The IAA supports the SEC’s efforts to monitor and assess for systemic risk as well as to bolster investor protection. However, we opposed aspects of the Form PF proposal because the proposed changes were overbroad, requesting information that will not meaningfully assist in systemic risk monitoring. We made specific recommendations on many items, including to modify, remove, or change the timeframe for reporting various items.
We appreciate that the SEC appears to have responded to many of the IAA’s concerns. However, while we are continuing to review the release, we have preliminarily identified several remaining troubling issues, including:
- Despite calls to do so, the SEC did not adopt today’s amendments together with a second set of proposed amendments included in the joint SEC/CFTC August 2022 proposal that would restructure much of the way Form PF is filed. The IAA strongly believes the SEC should not require advisers to make the technological, operational, and systems changes to their Form PF filings that will be required under the new amendments without first analyzing and considering how these changes will be impacted by the changes to the same Form proposed in August.

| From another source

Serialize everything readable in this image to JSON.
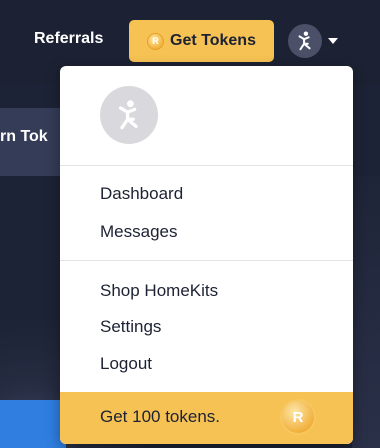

- The six-month compliance date for the new current reporting following a trigger event is unreasonably and unrealistically short. It does not appreciate the challenges advisers will face to operationalize and implement these changes across their systems to ensure that the reportable events are identified, captured, and relayed within the required timeframe. The IAA had asked for a more reasonable 18 months for advisers to make these changes.
- The IAA still has significant concerns about the number and types of reportable events, as well as the deadline and frequency of filings required by the final amendments, which will all be extremely challenging for our members.
The IAA appreciates that the SEC made the following important changes from the proposal, consistent with the IAA’s requests:
- Extended the filing deadline for large hedge fund advisers to file after a trigger event from one business day to 72 hours, even though the IAA had requested five business days;
- Extended the one-business-day reporting for private equity fund advisers to a quarterly report;
- Did not adopt a requirement that a hedge fund adviser report a significant decline in holdings of unencumbered cash;
- Did not decrease the threshold for large private equity adviser from $2 billion to $1.5 billion in private equity fund AUM; and
- Did not adopt the term “digital assets” as a new term to the Form PF Glossary of Terms.
Given the sensitive nature of Form PF data, the IAA also continues to urge the SEC to ensure robust controls around maintaining confidentiality of Form PF data.